Under CBAM, every tonne of steel you import into the EU is charged for its embedded carbon. The question is whichcarbon number gets used — and that single choice can multiply your bill.

There are two ways your emissions can be counted: real values and default values.

Real values are the actual, measured, third-party-verified emissions of the steel you bought. If that steel was made cleanly — say, in an electric arc furnace running on scrap — its real number is low, and so is your CBAM cost.

Default values are what CBAM applies when verified data isn't available. And here's the catch most importers miss: these defaults are deliberately set high. They're based on the most carbon-intensive production routes, precisely so that no one can benefit from hiding poor data. They are a penalty, not an estimate.

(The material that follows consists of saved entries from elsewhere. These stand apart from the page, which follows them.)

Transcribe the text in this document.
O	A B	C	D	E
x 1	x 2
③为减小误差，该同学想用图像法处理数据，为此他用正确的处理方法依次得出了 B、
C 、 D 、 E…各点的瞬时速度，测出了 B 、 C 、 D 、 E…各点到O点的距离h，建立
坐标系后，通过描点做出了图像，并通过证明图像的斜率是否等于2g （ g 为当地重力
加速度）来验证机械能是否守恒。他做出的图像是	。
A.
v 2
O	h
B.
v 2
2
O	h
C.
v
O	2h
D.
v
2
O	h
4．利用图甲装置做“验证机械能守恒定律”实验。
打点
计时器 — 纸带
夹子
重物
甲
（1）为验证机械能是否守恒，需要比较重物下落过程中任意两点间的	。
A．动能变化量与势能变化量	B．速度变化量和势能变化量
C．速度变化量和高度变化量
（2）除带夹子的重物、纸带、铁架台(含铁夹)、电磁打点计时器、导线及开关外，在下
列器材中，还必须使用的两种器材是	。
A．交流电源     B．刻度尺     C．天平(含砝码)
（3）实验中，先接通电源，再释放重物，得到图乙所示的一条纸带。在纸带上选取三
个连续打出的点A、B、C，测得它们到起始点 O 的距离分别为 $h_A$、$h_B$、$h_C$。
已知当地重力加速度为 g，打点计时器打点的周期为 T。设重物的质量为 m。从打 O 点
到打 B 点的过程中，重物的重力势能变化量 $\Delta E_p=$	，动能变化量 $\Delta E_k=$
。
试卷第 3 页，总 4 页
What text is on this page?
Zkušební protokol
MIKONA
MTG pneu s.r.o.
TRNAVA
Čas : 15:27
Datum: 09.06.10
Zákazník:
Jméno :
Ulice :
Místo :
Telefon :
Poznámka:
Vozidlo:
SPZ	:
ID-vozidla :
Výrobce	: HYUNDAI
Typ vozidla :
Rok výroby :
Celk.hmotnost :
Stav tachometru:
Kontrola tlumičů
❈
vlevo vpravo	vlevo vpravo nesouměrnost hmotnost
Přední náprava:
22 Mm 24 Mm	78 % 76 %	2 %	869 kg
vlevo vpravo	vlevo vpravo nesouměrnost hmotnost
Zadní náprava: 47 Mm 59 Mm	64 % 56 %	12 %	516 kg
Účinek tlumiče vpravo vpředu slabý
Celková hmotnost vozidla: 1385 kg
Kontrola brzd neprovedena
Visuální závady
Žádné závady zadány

So two identical shipments of the same clean steel can carry completely different CBAM costs — one taxed on its low real footprint, the other on a punitive default several times higher. Same steel. Same mill. Very different bill.

This is where most importers quietly overpay. Their supplier produces genuinely low-carbon steel, but can't or won't hand over verified emissions data in a usable format. With no real value to declare, the default kicks in — and the buyer pays for emissions that were never theirs.

The fix isn't complicated: get the real, verified data, and make sure it travels with the material all the way to your CBAM declaration. The cleaner your steel actually is, the more you have to gain from proving it.

As the CBAM phase-in factor climbs toward 2034, the gap between default and real values only grows. The importers who lock in verified low-carbon supply now are the ones who won't be overpaying later.